International Business Machines (IBM) shares continued their sharp descent this week, pressured by mounting evidence that artificial intelligence is disrupting the IT consulting industry and by a broader slowdown in enterprise software spending. The slide persisted even after the company announced a suite of new security and database tools for its IBM Z mainframe platform.
The decline accelerated on June 18 after rival Accenture reported disappointing quarterly results and slashed its revenue growth forecast, triggering a 17% single-day crash in its own stock and sending shockwaves through the consulting sector. Accenture now projects revenue growth of just 3% to 4%, down from an earlier 3%–5% range, and guided annual revenue between $17.75 billion and $18.4 billion, below analyst expectations of $18.47 billion. The news reinforced fears that AI-driven automation is eroding the traditional consulting model, as companies increasingly turn to AI tools to cut costs rather than hiring external consultants.

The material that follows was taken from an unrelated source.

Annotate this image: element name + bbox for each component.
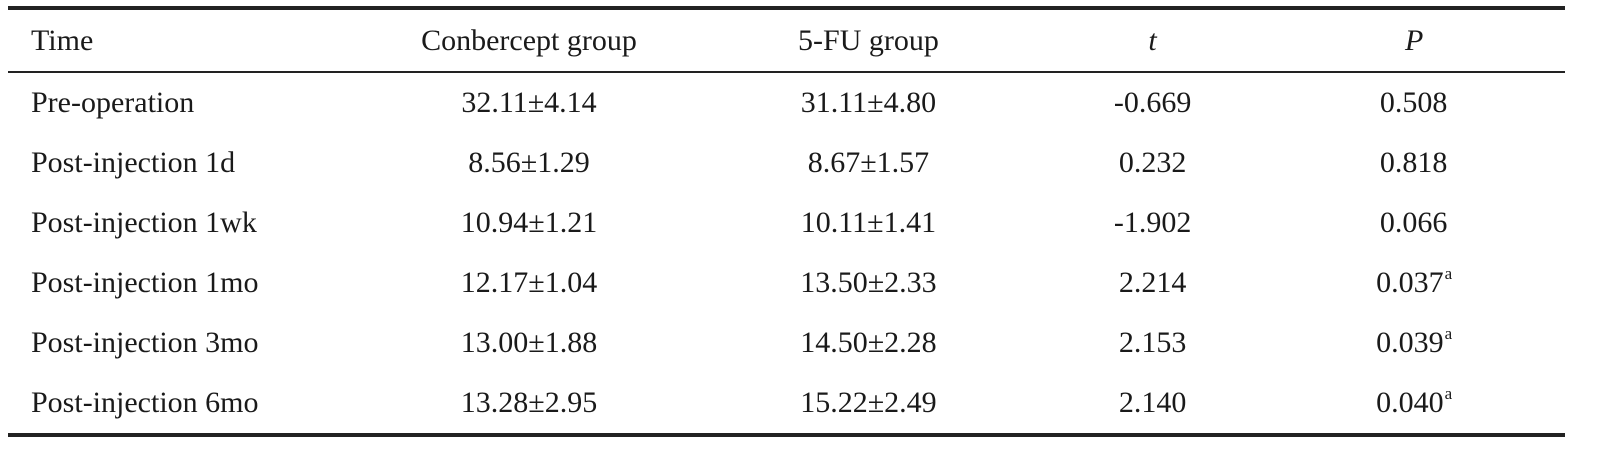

IBM, which derives a significant portion of its business from IT consulting, saw its stock tumble 26% from its monthly high, dropping to $245.8 on June 18. The company’s own consulting unit grew only 4% in its latest quarter, highlighting its vulnerability to the same headwinds. Coupled with a stalled software sector—where companies like Atlassian, Adobe, and Workday have struggled amid the so-called “SaaS Apocalypse”—IBM’s growth prospects have dimmed, and analysts expect just 5.83% revenue growth this year, decelerating to 4.4% in the following year.
The downward momentum continued on Thursday, with shares falling another 5.05% to close at $249.10, after trading as high as $262 earlier in the session. The drop came despite IBM’s general availability announcement of three new IBM Z software products: IBM zSecure Detection for ransomware monitoring, IBM zSecure Secret Manager for automated certificate management, and IBM Z Database Assistant, an agentic AI tool for database administration. While these tools strengthen IBM’s security and hybrid cloud story, the market largely shrugged off the news, suggesting that near-term growth worries and a lofty valuation—a forward P/E of 25, higher than Nvidia’s 21 and Micron’s 17—are outweighing product innovation.
Technical indicators also paint a bearish picture. IBM stock has formed a down-gap, fallen below its 50-day and 100-day exponential moving averages, and generated a bearish crossover on the Percentage Price Index. Analysts see a potential further drop toward last month’s low of $212, though dip-buying could trigger a short-term rebound. For now, the company faces a tough road as AI reshapes the consulting landscape and investors rethink the value of traditional enterprise IT providers.